LeBaron

Da Wikipedia, l'enciclopedia libera.

LeBaron è stata una carrozzeria automobilistica statunitense attiva dal 1920 al 1941.

Storia[modifica | modifica sorgente]

La Isotta Fraschini 8A S, carrozzata boat-tail roadster da LeBaron nel 1928

Alla fine degli anni dieci del XX secolo, due progettisti della carrozzeria Brewster & Co, Raymond Dietrich (1894-1980) e Thomas Hibbard (1898-1982), decisero di mettersi in proprio. Nel 1920 fondarono la società di progettazione "LeBaron" a New York, subito ottenendo commesse dalla York Motors e dalla Lincoln. La denominazione "LeBaron" fu scelta in omaggio allo stile della carrozzeria francese, cui entrambi i disegnatori facevano riferimento.

L'impossibilità di tradurre le maquette in automobili reali, precludeva allo studio di affacciarsi sul mercato delle auto speciali, molto fiorente all'epoca, costruite in unico esemplare per facoltosi clienti.

Si rese quindi necessaria la fusione con la carrozzeria Bridgeport Body Co., posta nell'omonima cittadina del Connecticut, che dal 1924 divenne la sede operativa dello studio New York, come LeBaron Carrossiers Inc.. Nel 1926, le due unità vennero trasferite nella nuova e unica sede di Detroit. L'anno precedente Dietrich era uscito dall'azienda, mentre Hibbard l'aveva già fatto nel 1923.

Negli anni venti la carrozzeria LeBaron ebbe un notevole successo, realizzando lussuose vetture su autotelai di case automobilistiche prestigiose come Rolls-Royce, Hispano Suiza, Duesenberg, Packard o Isotta Fraschini. Una prima battuta d'arresto si ebbe con il giovedì nero del 1929 e, in seguito, l'attività verso i clienti privati risultò molto ridimensionata dalla diminuita abitudine, negli anni trenta, di acquistare automobili in modello unico.

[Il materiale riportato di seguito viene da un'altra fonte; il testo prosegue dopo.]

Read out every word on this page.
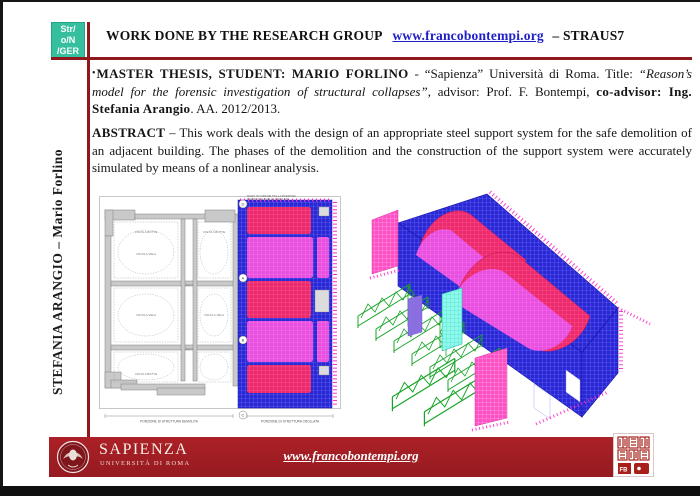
Str/
o/N
/GER
WORK DONE BY THE RESEARCH GROUP www.francobontempi.org – STRAUS7
STEFANIA ARANGIO – Mario Forlino

•MASTER THESIS, STUDENT: MARIO FORLINO - “Sapienza” Università di Roma. Title: “Reason’s model for the forensic investigation of structural collapses”, advisor: Prof. F. Bontempi, co-advisor: Ing. Stefania Arangio. AA. 2012/2013.

ABSTRACT – This work deals with the design of an appropriate steel support system for the safe demolition of an adjacent building. The phases of the demolition and the construction of the support system were accurately simulated by means of a nonlinear analysis.

VOLTA A BOTTE
VOLTA A VELA
VOLTA A VELA
VOLTA A BOTTE
VOLTA A BOTTE
VOLTA A VELA
ARCO
ARCO
D
A
B
C
MURO IN COMUNE TRA LA PORZIONE
DEMOLITA E QUELLA CROLLATA
PORZIONE DI STRUTTURA DEMOLITA	PORZIONE DI STRUTTURA CROLLATA
SAPIENZA
UNIVERSITÀ DI ROMA
www.francobontempi.org
FB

L'azienda sopravvisse realizzando prototipi e concept car per case automobilistiche americane, l'ultimo dei quali fu il Chrysler Thunderbolt, un pregevole coupé-cabriolet con capote retrattile in lamiera, disegnato da Alex Tremulis e presentato nel 1941.

In seguito il marchio LeBaron fu acquisito dalla Chrysler che lo utilizzò fino al 1995 per denominare alcuni modelli, ai quali intendeva conferire un particolare prestigio.